Bitcoin surged above the $91,000 level on Sunday, extending an early 2026 rebound across the broader cryptocurrency market as traders embraced renewed risk appetite. The rally lifted major digital assets including ether, solana, XRP, and cardano, with gains supported by short liquidations, improving market structure, and heightened geopolitical headlines linked to Venezuela.
During Asian morning trading hours, bitcoin was changing hands near $91,300, up roughly 1.4% on the day and more than 4% over the past week. Ethereum followed with a near 1% daily rise to around $3,150, bringing its seven-day gain to approximately 7%. Solana climbed about 1.6% on Sunday and has advanced more than 8% over the week, while XRP hovered just above $2, posting close to 10% weekly gains. Cardano also edged higher and is up roughly 8% over the same period.
The latest move came after a sharp liquidation event that flushed out crowded futures positioning and reset short-term leverage across crypto derivatives markets.

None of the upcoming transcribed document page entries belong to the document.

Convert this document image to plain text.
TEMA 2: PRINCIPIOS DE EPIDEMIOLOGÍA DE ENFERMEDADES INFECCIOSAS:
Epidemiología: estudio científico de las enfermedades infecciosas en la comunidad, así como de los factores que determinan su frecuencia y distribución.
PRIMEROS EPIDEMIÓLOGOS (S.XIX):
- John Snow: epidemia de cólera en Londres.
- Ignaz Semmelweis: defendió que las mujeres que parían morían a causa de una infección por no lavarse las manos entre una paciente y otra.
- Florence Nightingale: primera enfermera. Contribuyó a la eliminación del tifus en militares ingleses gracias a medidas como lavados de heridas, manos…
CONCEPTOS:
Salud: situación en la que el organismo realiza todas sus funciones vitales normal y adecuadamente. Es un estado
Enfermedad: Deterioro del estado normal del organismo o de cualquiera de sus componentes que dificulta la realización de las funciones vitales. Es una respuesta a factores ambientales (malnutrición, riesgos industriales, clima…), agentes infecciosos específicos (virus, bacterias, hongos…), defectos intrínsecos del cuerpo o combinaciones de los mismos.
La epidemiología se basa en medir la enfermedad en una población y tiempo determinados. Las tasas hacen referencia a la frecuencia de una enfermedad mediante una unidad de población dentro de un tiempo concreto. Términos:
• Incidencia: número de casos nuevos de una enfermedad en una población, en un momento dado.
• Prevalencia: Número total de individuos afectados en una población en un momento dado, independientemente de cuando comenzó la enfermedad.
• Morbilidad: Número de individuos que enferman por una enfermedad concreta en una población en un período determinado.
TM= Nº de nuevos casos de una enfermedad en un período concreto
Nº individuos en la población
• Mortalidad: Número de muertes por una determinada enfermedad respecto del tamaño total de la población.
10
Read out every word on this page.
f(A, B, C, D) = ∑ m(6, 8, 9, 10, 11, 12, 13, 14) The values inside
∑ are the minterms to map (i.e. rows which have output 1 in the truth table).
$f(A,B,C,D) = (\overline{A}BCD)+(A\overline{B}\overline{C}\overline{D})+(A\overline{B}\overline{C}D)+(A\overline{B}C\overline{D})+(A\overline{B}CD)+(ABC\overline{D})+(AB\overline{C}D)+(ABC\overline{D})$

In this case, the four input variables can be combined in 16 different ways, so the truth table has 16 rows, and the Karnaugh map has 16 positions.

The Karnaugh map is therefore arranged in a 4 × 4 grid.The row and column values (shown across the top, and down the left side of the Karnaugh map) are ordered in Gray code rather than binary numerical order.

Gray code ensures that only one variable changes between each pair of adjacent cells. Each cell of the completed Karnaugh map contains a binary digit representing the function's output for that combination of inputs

According to market data, nearly $180 million in crypto futures positions were liquidated in the last 24 hours. Short positions accounted for about $133 million of that total, compared with $47 million from longs, highlighting how traders positioned against the rally were forced to cover as prices pushed higher.
Geopolitical developments also contributed to the improved risk tone. Traders reacted to rapidly evolving news out of Venezuela after U.S. President Donald Trump said the United States plans to “run” Venezuela, with a particular focus on the country’s oil resources. Venezuela’s Supreme Court granted Vice President Delcy Rodríguez acting presidential powers following the detention of Nicolás Maduro by U.S. authorities.
While crypto markets often treat geopolitical headlines as volatility catalysts rather than direct macro drivers, such events can influence sentiment, especially during periods of thinner liquidity. In these conditions, even modest spot buying can push prices through key technical levels, triggering stop-driven moves and accelerating gains through forced short covering.